Rien. Absolument rien.
Parce que la question même suppose qu’il y avait un moi capable de décider. Un moi libre, conscient, lucide, maître de ses choix. Ce moi-là n’a jamais existé. Il est une illusion rétrospective. Une construction de la pensée qui regarde en arrière et dit : “J’aurais pu faire autrement.”
Mais tout ce que j’ai fait — mes erreurs, mes réussites, mes fuites, mes obsessions, mes révoltes, mes années de quête spirituelle — n’étaient pas “mes” choix. Ce sont des mouvements venus d’un organisme humain conditionné. D’une structure biologique et sociale. D’un mental programmé par la culture, l’histoire, le langage, la peur.
Tu crois que tu choisis, mais regarde bien :
As-tu choisi ta naissance ? Ta langue ? Tes goûts ? Tes peurs ?

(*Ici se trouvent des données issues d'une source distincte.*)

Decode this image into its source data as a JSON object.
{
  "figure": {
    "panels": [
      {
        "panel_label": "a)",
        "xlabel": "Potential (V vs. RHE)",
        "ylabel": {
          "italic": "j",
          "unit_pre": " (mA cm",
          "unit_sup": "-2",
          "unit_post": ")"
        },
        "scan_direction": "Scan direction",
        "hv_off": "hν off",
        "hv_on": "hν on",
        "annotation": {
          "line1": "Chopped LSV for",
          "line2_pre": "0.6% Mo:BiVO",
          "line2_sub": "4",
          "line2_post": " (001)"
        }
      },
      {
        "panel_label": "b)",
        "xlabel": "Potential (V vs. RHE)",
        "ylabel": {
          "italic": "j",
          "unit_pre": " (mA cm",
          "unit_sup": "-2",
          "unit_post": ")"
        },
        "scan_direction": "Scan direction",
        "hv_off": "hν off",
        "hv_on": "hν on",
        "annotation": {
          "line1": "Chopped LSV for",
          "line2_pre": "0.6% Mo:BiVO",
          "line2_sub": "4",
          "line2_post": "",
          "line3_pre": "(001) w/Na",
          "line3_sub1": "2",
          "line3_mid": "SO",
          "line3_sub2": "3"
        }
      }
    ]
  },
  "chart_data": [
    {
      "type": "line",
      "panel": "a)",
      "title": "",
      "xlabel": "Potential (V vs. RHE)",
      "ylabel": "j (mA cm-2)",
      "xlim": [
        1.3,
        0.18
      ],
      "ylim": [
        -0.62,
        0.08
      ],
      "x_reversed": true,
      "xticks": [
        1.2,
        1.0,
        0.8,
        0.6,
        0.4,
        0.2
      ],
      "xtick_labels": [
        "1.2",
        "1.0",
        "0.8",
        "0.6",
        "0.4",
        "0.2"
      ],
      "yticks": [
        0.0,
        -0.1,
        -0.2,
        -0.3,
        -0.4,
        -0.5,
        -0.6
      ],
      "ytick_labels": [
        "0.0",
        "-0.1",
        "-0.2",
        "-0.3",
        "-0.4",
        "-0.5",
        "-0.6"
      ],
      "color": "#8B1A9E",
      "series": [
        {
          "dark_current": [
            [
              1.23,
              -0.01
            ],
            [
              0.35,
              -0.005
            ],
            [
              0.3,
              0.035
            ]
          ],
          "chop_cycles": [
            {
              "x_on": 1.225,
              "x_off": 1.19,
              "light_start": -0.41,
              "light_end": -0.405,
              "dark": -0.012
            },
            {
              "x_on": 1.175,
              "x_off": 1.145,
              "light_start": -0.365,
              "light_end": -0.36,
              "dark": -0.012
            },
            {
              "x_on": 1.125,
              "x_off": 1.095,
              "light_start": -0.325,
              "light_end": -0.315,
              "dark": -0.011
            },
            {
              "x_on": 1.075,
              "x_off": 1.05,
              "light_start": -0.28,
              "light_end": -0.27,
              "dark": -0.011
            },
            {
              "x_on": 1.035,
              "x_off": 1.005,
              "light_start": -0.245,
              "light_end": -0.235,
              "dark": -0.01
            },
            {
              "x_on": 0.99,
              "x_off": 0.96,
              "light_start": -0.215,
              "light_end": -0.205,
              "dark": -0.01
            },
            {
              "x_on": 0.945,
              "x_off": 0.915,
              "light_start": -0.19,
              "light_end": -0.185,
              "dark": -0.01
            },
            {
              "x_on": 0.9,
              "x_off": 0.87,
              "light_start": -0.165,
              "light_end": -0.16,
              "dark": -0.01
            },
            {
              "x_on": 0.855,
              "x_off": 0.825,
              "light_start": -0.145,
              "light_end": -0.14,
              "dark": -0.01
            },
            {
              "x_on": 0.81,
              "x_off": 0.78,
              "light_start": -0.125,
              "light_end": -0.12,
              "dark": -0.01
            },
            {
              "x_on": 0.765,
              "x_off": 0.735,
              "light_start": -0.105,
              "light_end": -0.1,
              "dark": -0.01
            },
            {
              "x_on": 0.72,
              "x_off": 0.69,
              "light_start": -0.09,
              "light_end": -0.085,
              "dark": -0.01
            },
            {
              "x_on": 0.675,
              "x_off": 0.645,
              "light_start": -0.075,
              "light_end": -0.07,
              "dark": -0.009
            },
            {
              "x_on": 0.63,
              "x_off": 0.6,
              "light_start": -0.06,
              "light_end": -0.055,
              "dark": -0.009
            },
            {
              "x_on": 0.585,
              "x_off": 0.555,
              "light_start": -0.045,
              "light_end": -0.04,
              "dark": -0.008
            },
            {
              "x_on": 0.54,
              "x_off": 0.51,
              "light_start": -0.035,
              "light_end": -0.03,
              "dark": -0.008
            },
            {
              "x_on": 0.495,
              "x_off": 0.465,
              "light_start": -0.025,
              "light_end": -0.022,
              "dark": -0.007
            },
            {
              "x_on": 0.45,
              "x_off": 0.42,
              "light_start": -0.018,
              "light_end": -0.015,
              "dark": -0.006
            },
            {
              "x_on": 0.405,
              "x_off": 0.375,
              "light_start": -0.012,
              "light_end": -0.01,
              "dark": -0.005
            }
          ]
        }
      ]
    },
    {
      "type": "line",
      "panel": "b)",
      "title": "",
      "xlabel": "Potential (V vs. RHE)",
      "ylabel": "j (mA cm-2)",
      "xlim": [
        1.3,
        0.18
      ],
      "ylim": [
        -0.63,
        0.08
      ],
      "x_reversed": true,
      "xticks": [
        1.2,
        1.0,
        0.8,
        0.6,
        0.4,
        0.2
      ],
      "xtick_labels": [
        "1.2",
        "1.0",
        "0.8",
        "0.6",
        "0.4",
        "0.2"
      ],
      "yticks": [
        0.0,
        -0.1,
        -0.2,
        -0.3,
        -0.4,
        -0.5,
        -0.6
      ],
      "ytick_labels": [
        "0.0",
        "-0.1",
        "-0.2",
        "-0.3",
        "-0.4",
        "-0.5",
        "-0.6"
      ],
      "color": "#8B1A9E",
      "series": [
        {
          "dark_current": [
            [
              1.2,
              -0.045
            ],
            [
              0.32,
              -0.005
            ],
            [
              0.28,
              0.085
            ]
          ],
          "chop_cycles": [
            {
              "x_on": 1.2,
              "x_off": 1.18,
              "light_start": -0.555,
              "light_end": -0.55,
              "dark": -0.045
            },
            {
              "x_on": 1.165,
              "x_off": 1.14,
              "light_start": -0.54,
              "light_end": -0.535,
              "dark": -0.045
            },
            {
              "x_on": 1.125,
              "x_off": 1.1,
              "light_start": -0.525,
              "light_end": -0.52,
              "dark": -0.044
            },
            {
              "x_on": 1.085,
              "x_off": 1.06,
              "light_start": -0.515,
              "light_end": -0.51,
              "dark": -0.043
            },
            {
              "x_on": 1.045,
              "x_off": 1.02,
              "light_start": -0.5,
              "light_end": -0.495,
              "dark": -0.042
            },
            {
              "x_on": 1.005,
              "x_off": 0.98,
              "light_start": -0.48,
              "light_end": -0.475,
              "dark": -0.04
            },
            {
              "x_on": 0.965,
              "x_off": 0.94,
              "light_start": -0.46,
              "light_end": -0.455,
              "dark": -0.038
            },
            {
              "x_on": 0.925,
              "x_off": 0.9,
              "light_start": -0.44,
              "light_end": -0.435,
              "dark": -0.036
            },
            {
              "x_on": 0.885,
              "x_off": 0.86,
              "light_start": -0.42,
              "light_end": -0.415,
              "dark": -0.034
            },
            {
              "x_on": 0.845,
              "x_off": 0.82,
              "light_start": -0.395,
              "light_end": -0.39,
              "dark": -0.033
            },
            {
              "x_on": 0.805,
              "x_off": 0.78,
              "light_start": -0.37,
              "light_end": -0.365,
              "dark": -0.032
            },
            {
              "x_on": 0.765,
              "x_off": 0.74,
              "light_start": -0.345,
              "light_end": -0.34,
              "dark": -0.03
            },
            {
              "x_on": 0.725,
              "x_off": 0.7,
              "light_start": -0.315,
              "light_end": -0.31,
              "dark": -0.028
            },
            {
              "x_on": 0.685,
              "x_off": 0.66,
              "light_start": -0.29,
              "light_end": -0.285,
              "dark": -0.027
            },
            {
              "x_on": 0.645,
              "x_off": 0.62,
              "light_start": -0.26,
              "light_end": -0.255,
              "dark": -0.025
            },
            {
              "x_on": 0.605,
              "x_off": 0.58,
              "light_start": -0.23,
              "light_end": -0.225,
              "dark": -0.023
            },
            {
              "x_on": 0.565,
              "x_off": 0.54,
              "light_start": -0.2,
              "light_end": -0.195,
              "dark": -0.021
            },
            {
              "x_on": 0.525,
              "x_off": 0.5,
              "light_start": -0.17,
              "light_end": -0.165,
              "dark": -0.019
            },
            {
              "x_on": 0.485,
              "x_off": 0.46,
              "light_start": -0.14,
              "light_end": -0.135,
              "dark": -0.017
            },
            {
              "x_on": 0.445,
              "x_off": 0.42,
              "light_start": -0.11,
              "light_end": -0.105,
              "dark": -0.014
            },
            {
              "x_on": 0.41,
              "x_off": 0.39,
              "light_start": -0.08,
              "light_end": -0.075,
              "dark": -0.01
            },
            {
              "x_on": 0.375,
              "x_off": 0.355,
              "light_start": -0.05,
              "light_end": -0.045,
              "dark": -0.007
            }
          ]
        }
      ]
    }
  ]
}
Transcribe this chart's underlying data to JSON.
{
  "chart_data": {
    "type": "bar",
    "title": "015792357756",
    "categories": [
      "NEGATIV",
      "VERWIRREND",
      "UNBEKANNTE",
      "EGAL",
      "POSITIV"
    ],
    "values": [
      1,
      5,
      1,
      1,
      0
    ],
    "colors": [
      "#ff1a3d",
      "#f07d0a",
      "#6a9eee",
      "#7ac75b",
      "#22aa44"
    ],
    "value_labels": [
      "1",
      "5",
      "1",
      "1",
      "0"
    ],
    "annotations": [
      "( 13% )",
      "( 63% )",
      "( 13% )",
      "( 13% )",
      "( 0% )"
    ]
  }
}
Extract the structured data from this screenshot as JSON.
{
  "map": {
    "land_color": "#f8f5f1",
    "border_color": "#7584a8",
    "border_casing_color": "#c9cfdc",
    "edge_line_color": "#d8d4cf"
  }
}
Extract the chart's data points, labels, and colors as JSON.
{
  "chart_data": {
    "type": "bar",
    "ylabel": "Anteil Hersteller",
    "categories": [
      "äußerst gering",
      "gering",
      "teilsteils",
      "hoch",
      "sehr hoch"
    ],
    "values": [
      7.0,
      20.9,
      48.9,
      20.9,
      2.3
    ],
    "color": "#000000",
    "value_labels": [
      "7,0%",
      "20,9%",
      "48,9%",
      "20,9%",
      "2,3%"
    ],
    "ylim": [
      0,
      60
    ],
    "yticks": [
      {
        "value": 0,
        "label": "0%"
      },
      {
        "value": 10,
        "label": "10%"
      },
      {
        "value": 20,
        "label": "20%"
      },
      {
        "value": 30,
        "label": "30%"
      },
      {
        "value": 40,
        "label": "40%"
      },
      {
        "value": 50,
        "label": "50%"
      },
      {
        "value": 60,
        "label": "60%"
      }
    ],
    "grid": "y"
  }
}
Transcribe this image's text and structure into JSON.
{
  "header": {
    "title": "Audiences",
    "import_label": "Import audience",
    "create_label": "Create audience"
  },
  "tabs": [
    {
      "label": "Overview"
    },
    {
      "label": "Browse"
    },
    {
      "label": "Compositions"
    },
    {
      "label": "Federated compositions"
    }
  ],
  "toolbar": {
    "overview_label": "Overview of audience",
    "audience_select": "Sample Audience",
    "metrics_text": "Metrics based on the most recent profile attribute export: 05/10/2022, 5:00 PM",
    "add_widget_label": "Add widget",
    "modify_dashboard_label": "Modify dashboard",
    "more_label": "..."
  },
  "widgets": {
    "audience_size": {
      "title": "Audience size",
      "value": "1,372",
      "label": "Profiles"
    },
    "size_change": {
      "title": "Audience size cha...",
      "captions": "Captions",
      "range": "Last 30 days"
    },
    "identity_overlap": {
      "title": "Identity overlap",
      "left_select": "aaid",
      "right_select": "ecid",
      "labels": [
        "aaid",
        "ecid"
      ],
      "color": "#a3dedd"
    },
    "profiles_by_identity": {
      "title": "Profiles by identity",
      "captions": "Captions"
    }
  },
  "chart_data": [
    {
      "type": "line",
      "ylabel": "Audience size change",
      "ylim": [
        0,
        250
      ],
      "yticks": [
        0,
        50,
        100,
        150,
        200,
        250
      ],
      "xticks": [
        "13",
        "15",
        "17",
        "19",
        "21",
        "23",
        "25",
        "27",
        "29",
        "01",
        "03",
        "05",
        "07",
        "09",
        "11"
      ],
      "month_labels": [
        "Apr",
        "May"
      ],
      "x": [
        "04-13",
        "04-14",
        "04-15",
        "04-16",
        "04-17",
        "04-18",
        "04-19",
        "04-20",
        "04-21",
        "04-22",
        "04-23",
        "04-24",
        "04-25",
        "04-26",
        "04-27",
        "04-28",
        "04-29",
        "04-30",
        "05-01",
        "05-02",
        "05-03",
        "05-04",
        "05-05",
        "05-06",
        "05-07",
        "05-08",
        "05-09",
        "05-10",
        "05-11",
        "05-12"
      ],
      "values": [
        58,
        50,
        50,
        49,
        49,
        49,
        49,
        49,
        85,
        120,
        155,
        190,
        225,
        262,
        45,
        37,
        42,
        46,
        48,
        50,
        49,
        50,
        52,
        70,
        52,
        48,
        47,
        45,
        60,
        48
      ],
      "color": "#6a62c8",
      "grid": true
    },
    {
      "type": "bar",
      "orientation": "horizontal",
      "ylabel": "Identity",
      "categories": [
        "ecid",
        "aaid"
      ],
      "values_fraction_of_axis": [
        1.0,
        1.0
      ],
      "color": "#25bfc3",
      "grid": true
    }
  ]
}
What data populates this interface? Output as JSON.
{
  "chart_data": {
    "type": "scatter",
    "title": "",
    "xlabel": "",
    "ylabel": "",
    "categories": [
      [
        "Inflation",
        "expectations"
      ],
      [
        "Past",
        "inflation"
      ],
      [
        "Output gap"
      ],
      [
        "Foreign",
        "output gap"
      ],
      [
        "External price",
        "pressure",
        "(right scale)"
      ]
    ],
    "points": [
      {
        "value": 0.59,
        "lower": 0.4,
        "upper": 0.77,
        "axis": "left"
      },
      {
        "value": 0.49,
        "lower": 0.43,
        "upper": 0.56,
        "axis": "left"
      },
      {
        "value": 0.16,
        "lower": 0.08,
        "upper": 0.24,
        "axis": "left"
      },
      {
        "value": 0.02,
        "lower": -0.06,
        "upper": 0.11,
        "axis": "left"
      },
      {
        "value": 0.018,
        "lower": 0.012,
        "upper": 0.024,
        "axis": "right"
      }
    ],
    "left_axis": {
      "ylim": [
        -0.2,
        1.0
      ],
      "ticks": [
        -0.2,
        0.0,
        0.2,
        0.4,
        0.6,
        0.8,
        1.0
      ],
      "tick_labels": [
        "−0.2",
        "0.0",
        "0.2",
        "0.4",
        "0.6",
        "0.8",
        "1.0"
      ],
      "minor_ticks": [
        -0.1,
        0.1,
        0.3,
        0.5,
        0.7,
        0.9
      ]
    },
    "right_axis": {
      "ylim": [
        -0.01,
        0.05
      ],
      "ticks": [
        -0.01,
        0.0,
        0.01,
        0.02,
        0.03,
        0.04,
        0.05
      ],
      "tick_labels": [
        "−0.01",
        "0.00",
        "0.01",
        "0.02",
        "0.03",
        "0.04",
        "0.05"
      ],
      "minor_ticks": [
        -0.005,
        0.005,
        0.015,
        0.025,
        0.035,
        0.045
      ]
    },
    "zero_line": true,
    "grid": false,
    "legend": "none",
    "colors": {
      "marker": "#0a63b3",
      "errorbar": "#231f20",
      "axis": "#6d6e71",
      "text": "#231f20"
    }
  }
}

As-tu choisi de te mettre en colère ? De tomber amoureux ?
Même ta recherche spirituelle, tu crois l’avoir choisie, mais elle était le résultat de ta souffrance, de ton insatisfaction, de ton environnement.
Tout s’est fait. Comme ça.
Il n’y avait personne aux commandes.
Donc non, je n’aurais rien fait de différent.
Parce que rien n’aurait pu être autrement.
Et ça, ce n’est pas du fatalisme. C’est un constat radical.
Même cette explosion qu’on a appelée “l’éveil”, ce basculement brutal du système, ce moment où tout le mental s’est effondré — ce n’est pas moi qui l’ai provoqué. Ce n’est pas le fruit d’un effort ou d’une pratique. C’est arrivé malgré moi. Et après ça, il ne restait plus de place pour la question : “Et si j’avais fait autrement ?”
Tu poses cette question parce que tu veux te rassurer. Tu veux croire qu’en agissant mieux, autrement, tu pourrais éviter l’erreur, le regret, la douleur. Mais la vérité, c’est qu’il n’y a pas de bon scénario. Pas de meilleure version de toi-même. Il y a ce qui est arrivé. Et c’est tout.
La paix ne vient pas quand tu corriges le passé.
Elle vient quand tu vois qu’il n’a jamais pu être différent.
Et que toi-même, tel que tu te racontes, n’as jamais existé comme une entité indépendante.
Alors la question tombe.
Et avec elle, le poids de toute une vie.